The Albany Area Chamber of Commerce held its annual State of the Community luncheon Thursday at Darton State College.
Albany Mayor Dorothy Hubbard, Dougherty Commission Chair Chris Cohilas, Darton Interim President Richard Carvajal, Albany State University President Art Dunning, Albany Technical College President Anthony Parker, Dougherty School Superintendent Butch Mosely and Commodore Conyers College and Career Academy CEO Chris Hatcher headlined the well-attended event.
The luncheon revolved around three topics: Government, work force development and education.
Hubbard and Cohilas led off the speakers.
The mayor was asked the benefits of approving the upcoming SPLOST referendum, which will be on November’s general election ballot.
“Our designated plans for SPLOST are making much-needed improvement to our city’s infrastructure,” Hubbard said. The mayor noted that a lack of hotel space had stymied efforts to bring more convention traffic into the city. But she added there are plans to possibly redevelop the Albany Civic Center into a 180-bed hotel and conference center.
Hubbard said work is also under way to create more development downtown and on the Flint Riverfront.
“I have to admit there are not many ‘sexy’ items involving our SPLOST,” Cohilas said, noting the county will spend its funds on storm drains and sewer infrastructure projects. However, he added, he’d like to see the county make a solid push on a trails project which would link Albany to Sasser.

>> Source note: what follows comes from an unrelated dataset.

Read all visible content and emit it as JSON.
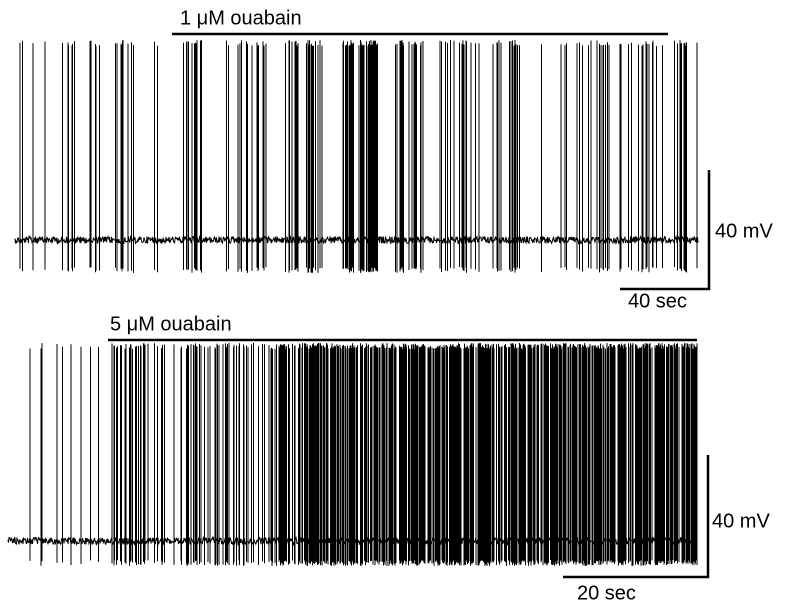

The panel of educational leaders then mounted the stage, and Parker went immediately into a discussion of the Move on When Ready program.
“Move on When Ready is the most far-reaching piece of educational reform that I’ve seen in my 33 years in higher education,” the Albany Tech president said. “It gives high school students an opportunity to attend college while they are still in high school, along with the possibility of graduating high school with an associate’s degree.

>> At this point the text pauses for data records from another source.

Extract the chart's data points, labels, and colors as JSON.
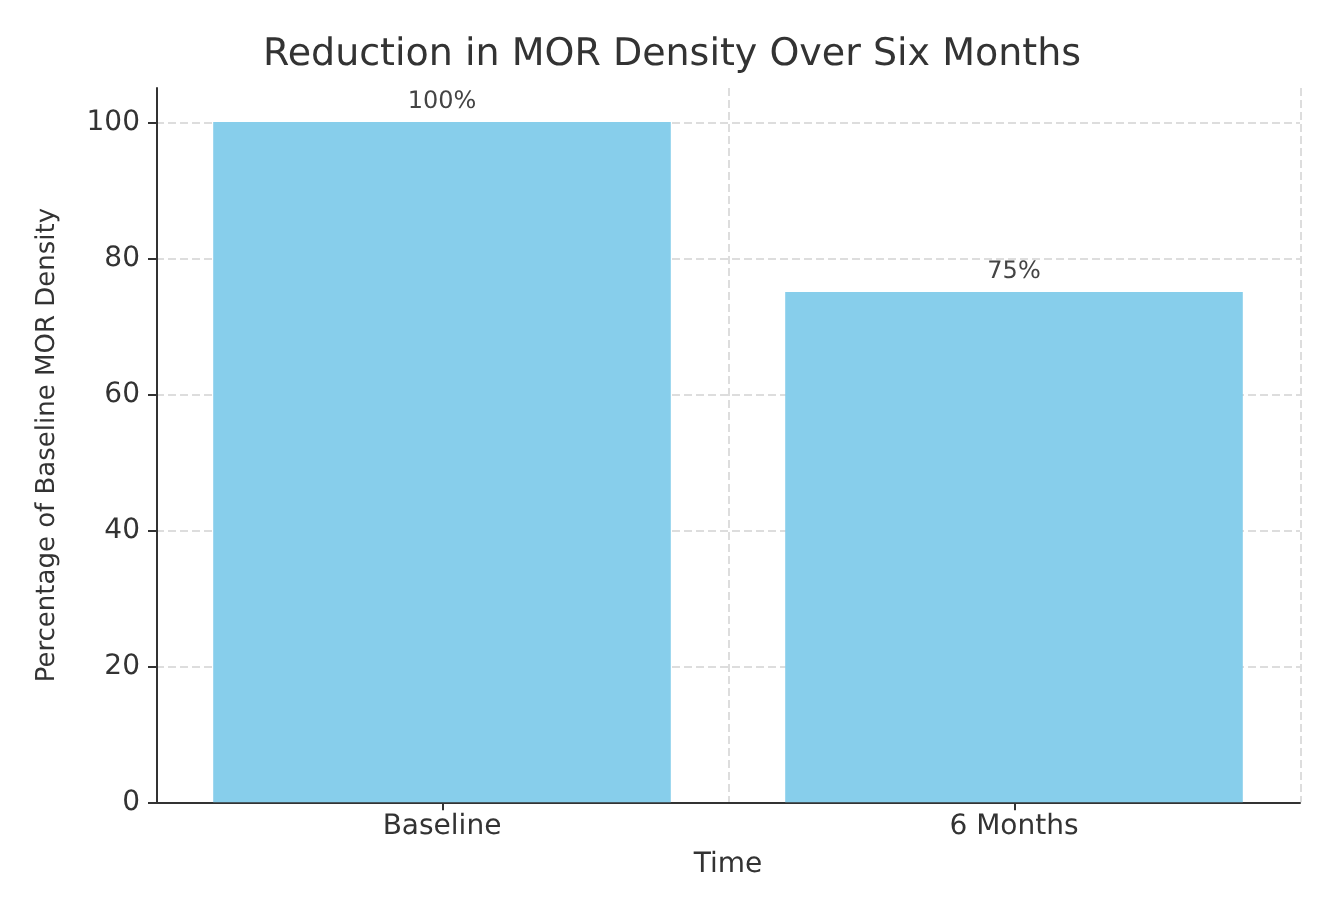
{
  "chart_data": {
    "type": "bar",
    "title": "Reduction in MOR Density Over Six Months",
    "xlabel": "Time",
    "ylabel": "Percentage of Baseline MOR Density",
    "categories": [
      "Baseline",
      "6 Months"
    ],
    "values": [
      100,
      75
    ],
    "color": "#87ceeb",
    "value_labels": [
      "100%",
      "75%"
    ],
    "ylim": [
      0,
      105
    ],
    "yticks": [
      0,
      20,
      40,
      60,
      80,
      100
    ],
    "grid": true
  }
}
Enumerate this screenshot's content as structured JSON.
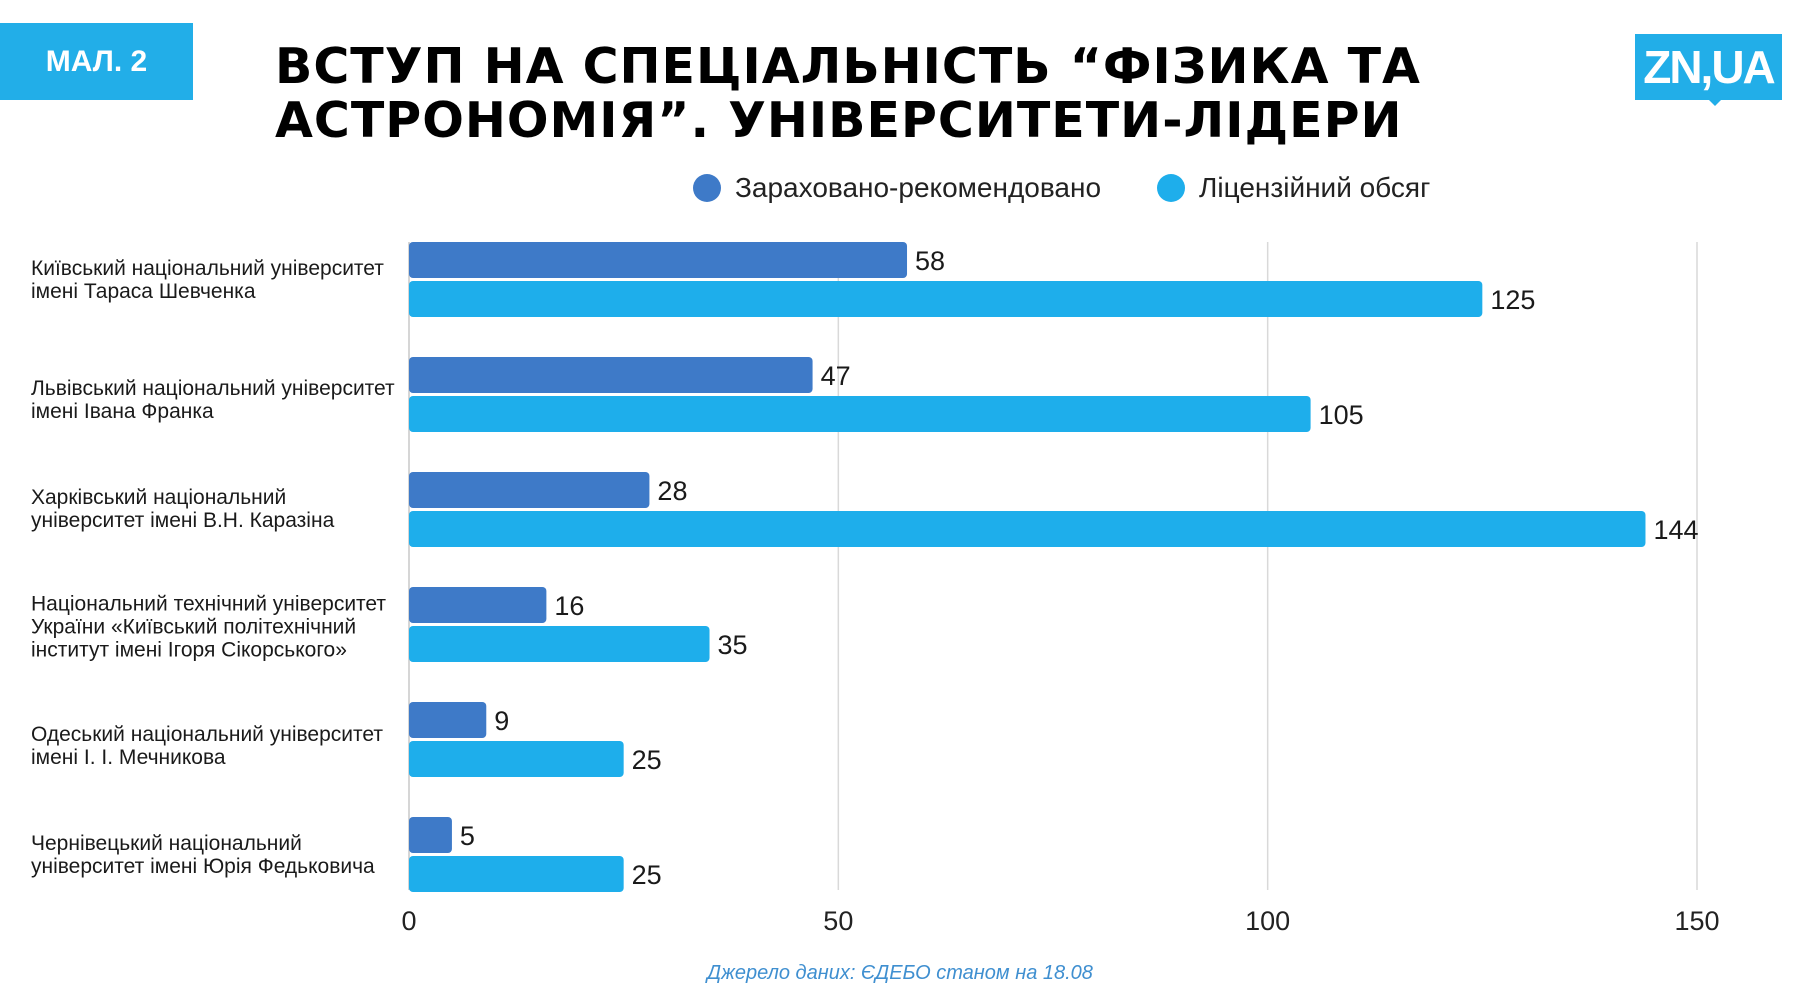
{
  "badge": "МАЛ. 2",
  "title_line1": "ВСТУП НА СПЕЦІАЛЬНІСТЬ “ФІЗИКА ТА",
  "title_line2": "АСТРОНОМІЯ”. УНІВЕРСИТЕТИ-ЛІДЕРИ",
  "logo": "ZN,UA",
  "source": "Джерело даних:  ЄДЕБО станом на 18.08",
  "colors": {
    "series1": "#3e7ac8",
    "series2": "#1eaeeb",
    "grid": "#d9d9d9",
    "brand": "#22aee8"
  },
  "chart_data": {
    "type": "bar",
    "orientation": "horizontal",
    "categories": [
      "Київський національний університет імені Тараса Шевченка",
      "Львівський національний університет імені Івана Франка",
      "Харківський національний університет імені В.Н. Каразіна",
      "Національний технічний університет України «Київський політехнічний інститут імені Ігоря Сікорського»",
      "Одеський національний університет імені І. І. Мечникова",
      "Чернівецький національний університет імені Юрія Федьковича"
    ],
    "series": [
      {
        "name": "Зараховано-рекомендовано",
        "values": [
          58,
          47,
          28,
          16,
          9,
          5
        ]
      },
      {
        "name": "Ліцензійний обсяг",
        "values": [
          125,
          105,
          144,
          35,
          25,
          25
        ]
      }
    ],
    "xlim": [
      0,
      150
    ],
    "xticks": [
      0,
      50,
      100,
      150
    ],
    "legend_position": "top",
    "grid": true
  }
}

“Certainly there will be a benefit to the parents, because their children could receive the first two years of their education while still living at home. So we are poised to be a leader in economic and work force development.”
Dunning was asked for an update in the process of the ongoing consolidation of Albany State and Darton.
“I feel, at this point, we have gotten phenomenal support from the students at Darton and the students at Albany State . As with any consolidation, you will have successes and you will have challenges. We have people in positions to meet those challenges and fix the problems. So I feel very good about where we are right now.”
Hatcher was asked about the structure of the CCCCA and how it is supposed to function.
“The definition of a college and career academy is a specialized charter school established in partnership with business, industry and the community to advance work force development,” Hatcher said. “With respect to the CCCCA, we’ve had a lot of good folks in this community working for a long time to make this a reality. In the interest of our partnership, our board of directors is a reflection of that (definition). We have an 11-member board, six of whom come from business and industry. The other five are from our education partners.
“With respect to how our students are selected, the CCCCA is actually a program so students will belong to their zoned schools, but they will come to the college and career academy in either the morning or afternoon sessions to participate in our programs. What we will do is market our programs to the high schools so the students can understand what we offer.”